In 2021, Spotify's "Behind the Lyrics" feature was discontinued worldwide, and replaced with a new real-time lyrics feature, powered by Musixmatch. The new feature had been tested since 2019 and was rolled out in 26 of Spotify's markets in 2020.

== Key people ==
As of 2021, key staff members and advisors to Genius include co-founders Tom Lehman and Ilan Zechory (resigned as president in 2021), additional board members and investors Marc Andreessen, Ben Horowitz, Dan Gilbert, and Steve Stoute; Chief Content Officer Brendan Frederick, VP of Content Strategy Rob Markman, Chief Strategy Officer Ben Gross, President Miki King, CFO Nakuj Vittal, CTO Andrew Warner, and Site Director Stephen Niday.

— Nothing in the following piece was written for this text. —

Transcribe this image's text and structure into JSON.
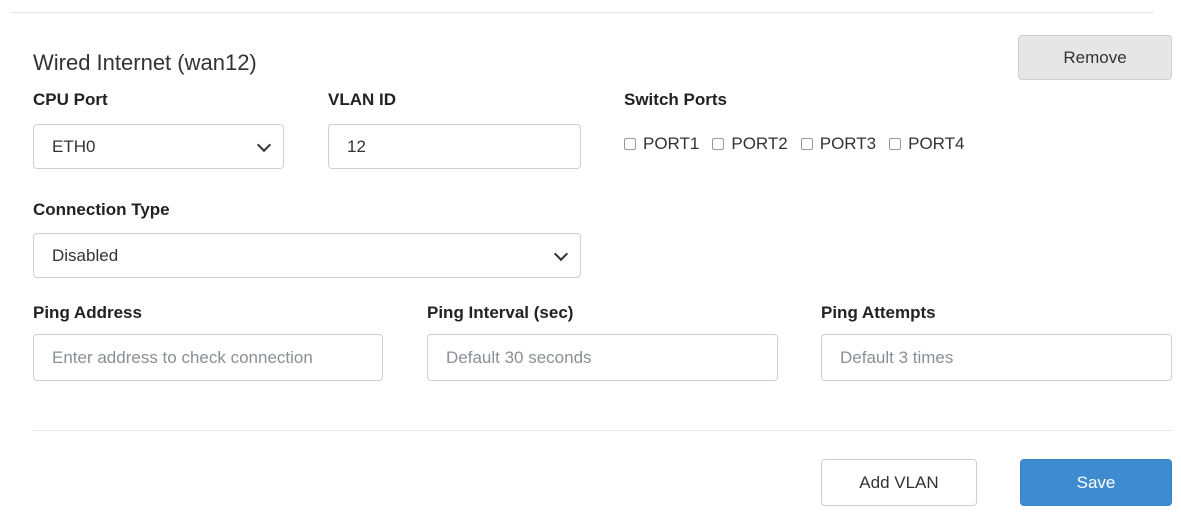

On March 11, 2021, Genius named Miki Toliver King, the Washington Posts chief marketing officer, as its new president, replacing co-founder Ilan Zechory. Zechory will remain on the company's board of directors and continue to be involved in strategy. King commented to Variety Magazine, "Never has there been a more important time for the work of artists and creators to reverberate around the world, with Genius as its driving force. I am honored to leverage my career-long commitment to connecting audiences to the content they value most." She joined the company in the second quarter of 2021 and will oversee revenue, content, audience operations, and marketing alongside co-founder and CEO Tom Lehman.

Top artists contributing to Genius include Lorde, Frank Ocean, Jaden Smith, Lin-Manuel Miranda, Selena Gomez, Phoebe Ryan, DJ Khaled, Nas, Eminem, Rivers Cuomo, Rick Rubin, and Lupe Fiasco with the latter being the reason why Rap Genius was established.